Zediva’s got some other things going for it as well. Users can turn on the closed captioning in whatever language they like, a feature the company has found to be surprisingly popular.
And contrary to its initial hunch, the service isn’t just popular with young adults comfortable with watching movies on their MacBooks.
“People from all walks of life are watching,” said Vivek Gupta, the company’s co-founder and CTO. “One of the most interesting stories we heard was from a woman with an 85-year-old grandfather who turned out to be a big user of the service.”
The company was also surprised at how many people watch movies in four or five sittings, sometimes starting on a laptop, continuing on Google TV, and then finishing on an Android device, for instance.

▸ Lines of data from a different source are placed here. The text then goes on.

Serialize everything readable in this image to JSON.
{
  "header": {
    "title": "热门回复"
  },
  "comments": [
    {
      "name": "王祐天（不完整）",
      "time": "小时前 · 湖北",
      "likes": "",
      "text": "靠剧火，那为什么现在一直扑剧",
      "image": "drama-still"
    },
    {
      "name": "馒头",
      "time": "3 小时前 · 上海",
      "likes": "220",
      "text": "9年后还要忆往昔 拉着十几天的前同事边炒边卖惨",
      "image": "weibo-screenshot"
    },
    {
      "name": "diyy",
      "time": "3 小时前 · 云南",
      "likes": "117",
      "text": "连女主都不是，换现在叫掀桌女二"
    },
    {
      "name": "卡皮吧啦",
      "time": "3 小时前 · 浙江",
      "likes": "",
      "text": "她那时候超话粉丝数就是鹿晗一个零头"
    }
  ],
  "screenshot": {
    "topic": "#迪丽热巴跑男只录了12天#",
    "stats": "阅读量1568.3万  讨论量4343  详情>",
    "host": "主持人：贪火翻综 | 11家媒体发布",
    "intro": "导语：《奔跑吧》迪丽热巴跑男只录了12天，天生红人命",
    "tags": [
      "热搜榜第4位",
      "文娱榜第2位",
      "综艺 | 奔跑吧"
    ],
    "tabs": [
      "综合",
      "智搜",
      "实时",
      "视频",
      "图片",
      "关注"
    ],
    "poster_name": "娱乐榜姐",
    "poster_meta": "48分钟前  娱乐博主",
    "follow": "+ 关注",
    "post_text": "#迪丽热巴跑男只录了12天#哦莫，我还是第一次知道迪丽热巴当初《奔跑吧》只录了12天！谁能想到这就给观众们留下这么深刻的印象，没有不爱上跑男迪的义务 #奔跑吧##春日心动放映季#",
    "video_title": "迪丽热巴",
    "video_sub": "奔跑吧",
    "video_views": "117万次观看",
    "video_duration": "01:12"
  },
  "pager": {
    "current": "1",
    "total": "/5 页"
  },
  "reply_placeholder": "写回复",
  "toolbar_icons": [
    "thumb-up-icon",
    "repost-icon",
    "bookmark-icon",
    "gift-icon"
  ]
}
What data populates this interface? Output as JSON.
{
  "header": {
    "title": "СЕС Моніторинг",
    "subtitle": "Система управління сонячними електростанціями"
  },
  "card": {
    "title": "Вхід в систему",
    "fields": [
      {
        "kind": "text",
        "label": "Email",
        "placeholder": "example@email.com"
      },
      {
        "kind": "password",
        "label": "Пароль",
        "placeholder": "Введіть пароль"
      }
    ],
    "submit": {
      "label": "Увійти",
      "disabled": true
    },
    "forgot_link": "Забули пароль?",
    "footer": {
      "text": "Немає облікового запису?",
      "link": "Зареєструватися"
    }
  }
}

As for the economics, it’s pretty straightforward. Buy a movie for about $25, rent it 13 times and you’ve basically broken even, even with bandwidth costs taken into account.
Zediva, a team of five based in Santa Clara, California, says it doesn’t expect legal trouble over its service. The team says they are planning to spend millions of dollars to buy DVDs and hope that studios see the company as a valuable customer, not a potential defendant in an expensive lawsuit.
Launching with about 100 titles, mostly Hollywood films, Zediva is offering two free streaming movies to any user who signs up before March 31. Those who like the service can pre-pay $10 for 10 rentals.
The company’s next steps are to create an HTML5-compatible streaming service so users can watch movies on the iPad and iPhone, and to integrate with internet-to-TV devices such as gaming consoles like the Wii and specialty equipment like Roku and Boxee.